Amateur athletics belongs in college, but professional athletics does not. Amateur athletics contributes a great deal to higher education. It encourages students to maintain physical fitness, and, as the ancient Romans recognized, a sound mind depends on a sound body. Competition encourages self-discipline and pride in achievement, and team sports teach loyalty and service. Amateur athletics offers value for the spectators as well, helping to build a trans-generational community, binding together students and alumni, and providing models of the disinterested pursuit of excellence.

Professional athletics, in contrast, threatens to corrupt the college experience. It encourages a venal and mercenary attitude, and it subverts the pursuit of a well-balanced life embracing a variety of values. It reinforces the cynical idea that the pursuit of wealth is the only rational goal in life, and it fosters self-centeredness and narcissism.

American colleges and universities give lip service to the amateur ideal, but their practice falls far short. I’m not just talking about the many ways in which successful programs seek to circumvent the rules and compensate their “student-athletes.” I want to focus our attention instead on the blatant and open transgression of amateurism that is the norm: namely, the egregious system of richly paying coaches and other sports professionals. If college athletics was truly suffused with the amateur spirit, this would apply equally to coaches, trainers, and other off-field assistants. They too should be unpaid volunteers, recruited from faculty, staff, and alumni, offering their time and energies for the love of the college and the value of athletic competition, and not for personal wealth. 

As long as coaches and other support staff are paid, and athletes are unpaid, the inexorable laws of economics ensure that college athletics will evolve into a money-making enterprise, with 100% of the “profits” diverted into high salaries for coaches and program administrators. With a ban on higher wages for athletes, each college is driven to pay more and more for winning coaches, in order to maximize the return on ticket sales and television deals. Even alumni giving to the university is increasingly diverted from education to the enrichment of a few individuals. The result is the loss of hundreds of millions of dollars that otherwise might be funding scholarships, libraries, laboratories, and other essential facilities.

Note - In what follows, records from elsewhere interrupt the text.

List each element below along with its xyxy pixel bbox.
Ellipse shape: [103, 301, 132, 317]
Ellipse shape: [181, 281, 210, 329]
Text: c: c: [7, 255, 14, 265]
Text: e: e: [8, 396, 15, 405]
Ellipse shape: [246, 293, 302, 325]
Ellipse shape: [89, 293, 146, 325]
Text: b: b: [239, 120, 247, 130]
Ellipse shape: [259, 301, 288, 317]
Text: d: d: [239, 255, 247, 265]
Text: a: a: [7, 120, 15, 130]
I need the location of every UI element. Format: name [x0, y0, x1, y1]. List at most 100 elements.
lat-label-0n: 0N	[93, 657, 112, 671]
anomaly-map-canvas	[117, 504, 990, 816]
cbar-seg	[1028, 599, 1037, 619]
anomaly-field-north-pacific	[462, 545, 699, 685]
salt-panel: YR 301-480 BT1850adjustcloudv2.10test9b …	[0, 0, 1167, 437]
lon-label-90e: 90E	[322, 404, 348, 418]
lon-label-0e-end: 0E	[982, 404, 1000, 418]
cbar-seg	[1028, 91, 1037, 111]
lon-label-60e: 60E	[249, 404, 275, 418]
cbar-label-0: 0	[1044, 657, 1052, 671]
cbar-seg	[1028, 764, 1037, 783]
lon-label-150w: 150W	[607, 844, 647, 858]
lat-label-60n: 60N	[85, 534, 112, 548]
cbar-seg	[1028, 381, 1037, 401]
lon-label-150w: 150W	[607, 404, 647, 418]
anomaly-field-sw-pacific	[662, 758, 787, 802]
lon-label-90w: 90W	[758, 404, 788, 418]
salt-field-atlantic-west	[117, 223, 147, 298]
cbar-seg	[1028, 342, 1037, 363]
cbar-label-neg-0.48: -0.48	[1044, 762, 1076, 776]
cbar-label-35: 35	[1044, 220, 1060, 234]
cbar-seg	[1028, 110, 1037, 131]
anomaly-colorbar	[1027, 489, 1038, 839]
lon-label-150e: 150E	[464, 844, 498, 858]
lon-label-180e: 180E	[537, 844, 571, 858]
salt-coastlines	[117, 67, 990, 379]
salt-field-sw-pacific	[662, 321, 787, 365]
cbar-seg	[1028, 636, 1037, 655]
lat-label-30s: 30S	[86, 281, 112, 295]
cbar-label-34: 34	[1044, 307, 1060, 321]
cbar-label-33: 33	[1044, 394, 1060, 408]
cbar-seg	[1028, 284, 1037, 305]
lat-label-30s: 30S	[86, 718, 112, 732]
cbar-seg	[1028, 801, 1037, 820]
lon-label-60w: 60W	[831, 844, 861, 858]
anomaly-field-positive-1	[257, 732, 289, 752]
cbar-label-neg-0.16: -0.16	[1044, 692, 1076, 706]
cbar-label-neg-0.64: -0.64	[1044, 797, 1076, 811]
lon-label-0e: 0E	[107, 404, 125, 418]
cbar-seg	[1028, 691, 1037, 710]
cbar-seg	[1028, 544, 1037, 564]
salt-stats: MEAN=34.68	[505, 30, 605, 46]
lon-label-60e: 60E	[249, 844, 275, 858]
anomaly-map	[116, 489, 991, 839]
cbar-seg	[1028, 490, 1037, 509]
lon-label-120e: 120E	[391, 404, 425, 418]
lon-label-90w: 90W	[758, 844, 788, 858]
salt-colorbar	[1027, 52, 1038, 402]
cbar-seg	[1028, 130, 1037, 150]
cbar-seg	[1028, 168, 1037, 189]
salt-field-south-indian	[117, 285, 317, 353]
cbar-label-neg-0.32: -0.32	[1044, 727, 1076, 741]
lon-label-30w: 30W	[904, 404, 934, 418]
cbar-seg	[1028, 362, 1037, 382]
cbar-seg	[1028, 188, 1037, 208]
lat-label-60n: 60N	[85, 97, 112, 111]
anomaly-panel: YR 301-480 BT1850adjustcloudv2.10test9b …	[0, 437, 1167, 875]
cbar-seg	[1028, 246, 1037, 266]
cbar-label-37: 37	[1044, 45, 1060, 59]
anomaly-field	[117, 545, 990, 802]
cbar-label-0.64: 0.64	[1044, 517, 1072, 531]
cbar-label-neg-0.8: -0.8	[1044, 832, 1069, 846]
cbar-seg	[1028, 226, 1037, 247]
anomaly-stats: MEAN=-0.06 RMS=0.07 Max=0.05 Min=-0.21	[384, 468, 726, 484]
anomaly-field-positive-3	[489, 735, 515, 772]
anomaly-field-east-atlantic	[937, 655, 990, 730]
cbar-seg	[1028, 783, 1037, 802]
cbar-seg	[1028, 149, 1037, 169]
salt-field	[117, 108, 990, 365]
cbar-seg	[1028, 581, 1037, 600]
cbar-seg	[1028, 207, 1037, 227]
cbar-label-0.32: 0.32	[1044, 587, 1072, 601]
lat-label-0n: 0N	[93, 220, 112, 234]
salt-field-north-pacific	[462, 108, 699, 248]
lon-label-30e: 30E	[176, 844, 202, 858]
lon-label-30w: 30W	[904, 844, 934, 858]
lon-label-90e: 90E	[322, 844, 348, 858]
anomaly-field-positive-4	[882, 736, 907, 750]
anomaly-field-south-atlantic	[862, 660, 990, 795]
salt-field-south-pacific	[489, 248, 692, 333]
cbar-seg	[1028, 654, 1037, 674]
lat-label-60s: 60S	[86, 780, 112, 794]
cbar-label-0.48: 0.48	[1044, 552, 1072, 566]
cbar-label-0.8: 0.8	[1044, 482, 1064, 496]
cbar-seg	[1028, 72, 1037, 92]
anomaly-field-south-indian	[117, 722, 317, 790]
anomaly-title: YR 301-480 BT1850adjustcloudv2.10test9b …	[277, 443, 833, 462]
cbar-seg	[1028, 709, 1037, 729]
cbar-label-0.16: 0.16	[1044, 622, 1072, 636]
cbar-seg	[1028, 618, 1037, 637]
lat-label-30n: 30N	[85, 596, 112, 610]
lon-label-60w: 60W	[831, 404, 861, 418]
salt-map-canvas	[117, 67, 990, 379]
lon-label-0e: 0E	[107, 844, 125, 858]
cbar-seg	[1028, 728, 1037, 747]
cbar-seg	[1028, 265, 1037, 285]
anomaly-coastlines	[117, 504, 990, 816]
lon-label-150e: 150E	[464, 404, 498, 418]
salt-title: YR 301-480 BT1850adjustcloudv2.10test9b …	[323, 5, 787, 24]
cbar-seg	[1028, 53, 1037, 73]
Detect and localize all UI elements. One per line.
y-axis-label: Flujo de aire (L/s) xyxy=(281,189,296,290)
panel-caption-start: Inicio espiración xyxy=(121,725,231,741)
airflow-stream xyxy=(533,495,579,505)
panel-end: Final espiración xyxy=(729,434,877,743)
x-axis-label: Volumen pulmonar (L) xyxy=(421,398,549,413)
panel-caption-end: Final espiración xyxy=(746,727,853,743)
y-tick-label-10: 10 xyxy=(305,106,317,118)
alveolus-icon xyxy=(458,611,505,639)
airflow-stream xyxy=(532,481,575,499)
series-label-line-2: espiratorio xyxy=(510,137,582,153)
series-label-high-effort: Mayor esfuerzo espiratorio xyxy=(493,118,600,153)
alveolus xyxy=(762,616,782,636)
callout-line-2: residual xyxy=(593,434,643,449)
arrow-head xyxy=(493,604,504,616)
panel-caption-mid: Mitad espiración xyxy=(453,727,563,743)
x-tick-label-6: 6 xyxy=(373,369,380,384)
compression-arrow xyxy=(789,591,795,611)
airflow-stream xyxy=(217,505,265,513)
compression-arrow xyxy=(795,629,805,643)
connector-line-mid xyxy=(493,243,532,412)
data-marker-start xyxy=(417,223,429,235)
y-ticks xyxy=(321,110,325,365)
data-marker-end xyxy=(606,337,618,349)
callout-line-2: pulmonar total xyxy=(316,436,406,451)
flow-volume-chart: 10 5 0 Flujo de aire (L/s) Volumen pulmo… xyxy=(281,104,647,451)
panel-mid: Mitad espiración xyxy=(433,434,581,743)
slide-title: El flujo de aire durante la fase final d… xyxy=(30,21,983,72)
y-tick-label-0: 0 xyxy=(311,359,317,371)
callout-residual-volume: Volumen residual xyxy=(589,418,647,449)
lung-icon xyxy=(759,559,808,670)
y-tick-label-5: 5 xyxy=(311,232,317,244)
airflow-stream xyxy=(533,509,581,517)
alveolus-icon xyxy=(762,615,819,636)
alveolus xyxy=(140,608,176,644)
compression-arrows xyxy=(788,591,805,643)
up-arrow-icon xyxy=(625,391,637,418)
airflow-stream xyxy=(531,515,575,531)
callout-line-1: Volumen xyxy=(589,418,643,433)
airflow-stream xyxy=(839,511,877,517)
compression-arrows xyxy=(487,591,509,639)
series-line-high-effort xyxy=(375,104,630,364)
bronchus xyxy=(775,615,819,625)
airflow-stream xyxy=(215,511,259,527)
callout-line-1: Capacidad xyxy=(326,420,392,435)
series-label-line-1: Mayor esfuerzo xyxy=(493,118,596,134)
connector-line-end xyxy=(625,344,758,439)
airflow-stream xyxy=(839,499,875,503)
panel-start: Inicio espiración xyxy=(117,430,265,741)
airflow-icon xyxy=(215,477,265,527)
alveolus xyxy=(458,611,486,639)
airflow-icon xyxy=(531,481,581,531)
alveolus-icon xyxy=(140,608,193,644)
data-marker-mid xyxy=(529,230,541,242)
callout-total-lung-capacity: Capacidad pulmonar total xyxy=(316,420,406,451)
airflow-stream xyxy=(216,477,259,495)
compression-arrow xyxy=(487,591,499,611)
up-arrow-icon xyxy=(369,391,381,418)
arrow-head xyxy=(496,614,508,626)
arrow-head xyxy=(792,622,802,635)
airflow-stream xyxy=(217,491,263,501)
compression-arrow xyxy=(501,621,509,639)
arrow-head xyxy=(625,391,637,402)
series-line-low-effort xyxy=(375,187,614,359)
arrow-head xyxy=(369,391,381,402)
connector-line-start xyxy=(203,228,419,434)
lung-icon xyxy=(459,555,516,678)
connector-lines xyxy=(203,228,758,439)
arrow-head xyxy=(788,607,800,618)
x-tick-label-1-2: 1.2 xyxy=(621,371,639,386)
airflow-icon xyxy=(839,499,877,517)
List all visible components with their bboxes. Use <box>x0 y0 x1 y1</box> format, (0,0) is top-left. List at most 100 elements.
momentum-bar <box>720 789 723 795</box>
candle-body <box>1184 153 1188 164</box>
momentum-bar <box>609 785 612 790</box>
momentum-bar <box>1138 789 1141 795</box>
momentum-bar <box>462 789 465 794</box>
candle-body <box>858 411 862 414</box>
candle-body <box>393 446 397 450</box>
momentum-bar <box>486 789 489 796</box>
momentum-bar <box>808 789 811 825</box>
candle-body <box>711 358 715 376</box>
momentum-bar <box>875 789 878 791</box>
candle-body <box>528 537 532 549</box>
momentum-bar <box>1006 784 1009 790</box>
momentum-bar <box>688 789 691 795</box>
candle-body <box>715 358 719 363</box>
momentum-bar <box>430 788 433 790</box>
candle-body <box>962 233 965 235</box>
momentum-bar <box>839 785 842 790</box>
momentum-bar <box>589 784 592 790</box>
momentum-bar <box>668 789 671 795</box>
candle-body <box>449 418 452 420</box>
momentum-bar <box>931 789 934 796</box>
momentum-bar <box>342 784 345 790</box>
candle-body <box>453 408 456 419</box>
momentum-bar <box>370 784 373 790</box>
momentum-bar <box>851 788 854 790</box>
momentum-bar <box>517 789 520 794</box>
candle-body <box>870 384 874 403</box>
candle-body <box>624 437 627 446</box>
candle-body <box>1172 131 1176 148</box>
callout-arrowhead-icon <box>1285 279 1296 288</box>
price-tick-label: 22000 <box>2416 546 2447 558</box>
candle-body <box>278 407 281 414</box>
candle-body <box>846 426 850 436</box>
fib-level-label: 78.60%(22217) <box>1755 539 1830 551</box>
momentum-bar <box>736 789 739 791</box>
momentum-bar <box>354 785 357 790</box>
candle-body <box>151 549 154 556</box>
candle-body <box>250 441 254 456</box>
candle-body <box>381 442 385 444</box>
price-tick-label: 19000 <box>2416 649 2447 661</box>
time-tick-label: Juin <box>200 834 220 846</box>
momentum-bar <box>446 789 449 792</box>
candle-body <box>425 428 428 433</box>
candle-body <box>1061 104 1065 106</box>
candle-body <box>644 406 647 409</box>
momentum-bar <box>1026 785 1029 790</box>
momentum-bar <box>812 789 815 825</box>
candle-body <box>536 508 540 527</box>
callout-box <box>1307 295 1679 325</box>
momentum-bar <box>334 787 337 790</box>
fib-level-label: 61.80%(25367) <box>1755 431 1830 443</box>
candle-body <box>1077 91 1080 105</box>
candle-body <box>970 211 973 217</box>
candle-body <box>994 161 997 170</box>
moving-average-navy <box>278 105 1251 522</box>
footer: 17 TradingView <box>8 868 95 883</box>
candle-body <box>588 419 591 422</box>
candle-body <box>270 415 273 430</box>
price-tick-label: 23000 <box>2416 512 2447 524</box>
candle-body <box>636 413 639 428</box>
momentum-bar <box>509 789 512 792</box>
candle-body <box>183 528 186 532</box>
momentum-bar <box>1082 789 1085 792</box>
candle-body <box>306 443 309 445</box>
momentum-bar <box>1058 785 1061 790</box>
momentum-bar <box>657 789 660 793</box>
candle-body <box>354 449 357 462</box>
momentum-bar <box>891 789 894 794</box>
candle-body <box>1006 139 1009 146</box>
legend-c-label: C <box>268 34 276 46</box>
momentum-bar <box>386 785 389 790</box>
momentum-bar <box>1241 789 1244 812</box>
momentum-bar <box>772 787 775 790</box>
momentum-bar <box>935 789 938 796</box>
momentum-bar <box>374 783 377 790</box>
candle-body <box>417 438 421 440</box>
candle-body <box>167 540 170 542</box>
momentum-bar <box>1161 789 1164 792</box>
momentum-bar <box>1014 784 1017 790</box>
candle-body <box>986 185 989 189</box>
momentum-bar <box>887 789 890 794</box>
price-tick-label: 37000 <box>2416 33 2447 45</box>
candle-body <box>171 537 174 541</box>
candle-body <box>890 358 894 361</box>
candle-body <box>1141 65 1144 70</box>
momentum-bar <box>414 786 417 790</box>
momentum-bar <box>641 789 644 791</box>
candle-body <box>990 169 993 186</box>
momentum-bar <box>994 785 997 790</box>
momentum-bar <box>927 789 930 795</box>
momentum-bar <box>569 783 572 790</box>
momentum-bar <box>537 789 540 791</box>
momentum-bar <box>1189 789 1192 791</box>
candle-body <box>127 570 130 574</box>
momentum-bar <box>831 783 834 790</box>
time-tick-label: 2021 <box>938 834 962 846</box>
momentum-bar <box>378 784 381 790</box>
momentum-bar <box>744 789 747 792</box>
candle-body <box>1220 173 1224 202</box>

Professionally paid coaches, by their very existence, subvert all of the salutary messages of amateur athletics. They teach the overwhelming importance of the bottom line, of the superiority of winning over sportsmanship, of the promotion of self-interest over the spirit of service and community. It would be quite easy to reform this unethical travesty: simply require coaches, along with trainers, recruiters, athletics directors, and all their assistants, to be unpaid volunteers. If they hold faculty or staff positions in the university, their service to amateur athletics should be on their own time, outside their job descriptions, and uncompensated. This is a reform that could begin, unilaterally, on a single campus. The teams on such a campus might not win any national championships, but they would very visibly uphold the spirit of amateurism and shame other campuses into following suit.

The restoration of true amateurism would end the artificial separation of intercollegiate athletics from the rest of collegiate life. College athletes would have to share their practice and training facilities with the rest of the student body. With an end to professional recruiters, more of the athletes would be ordinary members of the student body, with ties to the academic life of the college. More students would have personal and scholastic relationships to athletics coaches, who would earn their living by teaching and advising non-athletes. All of this would actually increase the popularity and importance of intercollegiate athletics in the life of the college. And, not least, it would mean that nearly 100% of the money raised by ticket sales and television contracts would support the core mission of the institution.